Suchttherapeuten machen auf Globalisierung
Der niederländische Gesundheitsdienstleister Tactus, der neben anderen Aktivitäten intensiv in der Suchtberatung engagiert ist und hier auch Online-Angebote vorhält, kam jetzt offenbar zu dem Schluss, dass solche Online-Angebote genau das sind, was die britischen Teenager brauchen. Das Unternehmen startet im Laufe des Julis ein englischsprachiges Portal in Großbritannien, das den wenig Interpretationsspielraum zulassenden Namen Lookatyourdrinking.com trägt. Es zielt auf junge Menschen mit einem Alkoholproblem, welches idealerweise noch nicht so ausgeprägt sein sollte, dass alles zu spät ist. Es geht also um Zeitgenossen mit wie man so schön sagt "problematischem Alkoholkonsum", die aber noch nicht völlig in die Alkoholabhängigkeit abgetaucht sind. Für diese Zielgruppe wird ab sofort ein in den Niederlanden konzipiertes und koordiniertes, 16wöchiges Therapieprogramm angeboten, bei dem der Kontakt zu einem ausgebildeten Therapeuten komplett online abläuft, inklusive Übungseinheiten für den Heimgebrauch. „Das Programm basiert auf den Prinzipien der kognitiven Verhaltenstherapie und bietet eine sehr umfangreiche Behandlung und außerdem die Möglichkeit zu einer langfristigen Anbindung der Teilnehmer“, erläutert der Programmmanager Marco Martinez. Für die Nachhaltigkeit gibt es von Therapeuten moderierte Chatrooms, die auch jenseits der 16 Therapiewochen noch zur Verfügung stehen.
Gesundheitswesen international bedeutet mehr als Badekuren in Tschechien
Abgesehen von dem innovativen Online-Ansatz ist das Programm auch deswegen bemerkenswert, weil es ein gutes Beispiel dafür ist, wie ein nationaler Gesundheitsdienstleister mit einem speziell für einen europäischen Fremdmarkt entwickelten Angebot gezielt nach internationalen Kunden fischt. Was freilich noch fehlt, ist die Erstattung innerhalb des jeweiligen nationalen Gesundheitssystems. Der NHS bezahlt die Therapie noch nicht: Die Kosten müssen selbst übernommen werden und liegen bei 1000 bis 2500 britischen Pfund.

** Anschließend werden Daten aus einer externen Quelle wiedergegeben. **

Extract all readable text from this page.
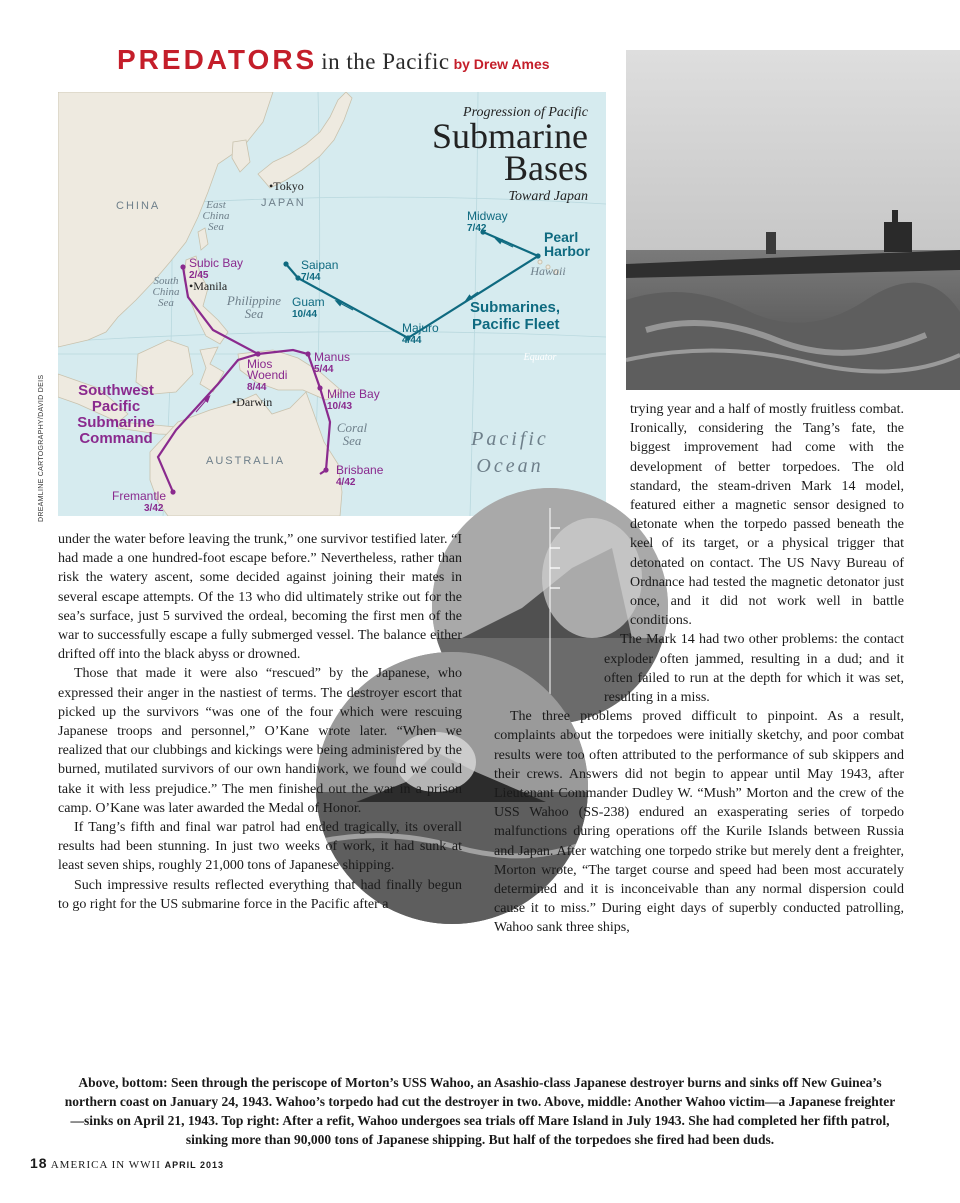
PREDATORS in the Pacific by Drew Ames
Progression of Pacific
Submarine
Bases
Toward Japan
CHINA	JAPAN
AUSTRALIA
East
China
Sea
South
China
Sea	Philippine
Sea
Coral
Sea	Pacific
Ocean
Hawaii
Equator
•Tokyo
•Manila
•Darwin
Pearl
Harbor
Midway
7/42
Majuro
4/44
Guam
10/44
Saipan
7/44
Submarines,
Pacific Fleet
Subic Bay
2/45
Mios
Woendi
8/44
Manus
5/44
Milne Bay
10/43
Brisbane
4/42
Fremantle
3/42
Southwest
Pacific
Submarine
Command
DREAMLINE CARTOGRAPHY/DAVID DEIS

under the water before leaving the trunk,” one survivor testified later. “I had made a one hundred-foot escape before.” Nevertheless, rather than risk the watery ascent, some decided against joining their mates in several escape attempts. Of the 13 who did ultimately strike out for the sea’s surface, just 5 survived the ordeal, becoming the first men of the war to successfully escape a fully submerged vessel. The balance either drifted off into the black abyss or drowned.

Those that made it were also “rescued” by the Japanese, who expressed their anger in the nastiest of terms. The destroyer escort that picked up the survivors “was one of the four which were rescuing Japanese troops and personnel,” O’Kane wrote later. “When we realized that our clubbings and kickings were being administered by the burned, mutilated survivors of our own handiwork, we found we could take it with less prejudice.” The men finished out the war in a prison camp. O’Kane was later awarded the Medal of Honor.

If Tang’s fifth and final war patrol had ended tragically, its overall results had been stunning. In just two weeks of work, it had sunk at least seven ships, roughly 21,000 tons of Japanese shipping.

Such impressive results reflected everything that had finally begun to go right for the US submarine force in the Pacific after a

trying year and a half of mostly fruitless combat. Ironically, considering the Tang’s fate, the biggest improvement had come with the development of better torpedoes. The old standard, the steam-driven Mark 14 model, featured either a magnetic sensor designed to detonate when the torpedo passed beneath the keel of its target, or a physical trigger that detonated on contact. The US Navy Bureau of Ordnance had tested the magnetic detonator just once, and it did not work well in battle conditions.

The Mark 14 had two other problems: the contact exploder often jammed, resulting in a dud; and it often failed to run at the depth for which it was set, resulting in a miss.

The three problems proved difficult to pinpoint. As a result, complaints about the torpedoes were initially sketchy, and poor combat results were too often attributed to the performance of sub skippers and their crews. Answers did not begin to appear until May 1943, after Lieutenant Commander Dudley W. “Mush” Morton and the crew of the USS Wahoo (SS-238) endured an exasperating series of torpedo malfunctions during operations off the Kurile Islands between Russia and Japan. After watching one torpedo strike but merely dent a freighter, Morton wrote, “The target course and speed had been most accurately determined and it is inconceivable than any normal dispersion could cause it to miss.” During eight days of superbly conducted patrolling, Wahoo sank three ships,

Above, bottom: Seen through the periscope of Morton’s USS Wahoo, an Asashio-class Japanese destroyer burns and sinks off New Guinea’s northern coast on January 24, 1943. Wahoo’s torpedo had cut the destroyer in two. Above, middle: Another Wahoo victim—a Japanese freighter—sinks on April 21, 1943. Top right: After a refit, Wahoo undergoes sea trials off Mare Island in July 1943. She had completed her fifth patrol, sinking more than 90,000 tons of Japanese shipping. But half of the torpedoes she fired had been duds.
18 AMERICA IN WWII APRIL 2013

Für Martinez ist das wenig, gemessen an dem fünf- bis zehnfachen, das eine ähnliche umfangreiche Face-to-face-Therapie kosten würde. Er ist deswegen zuversichtlich, dass der NHS über eine anteilige Finanzierung mit sich reden lässt. Gespräche mit mehreren Versorgungsregionen laufen bereits.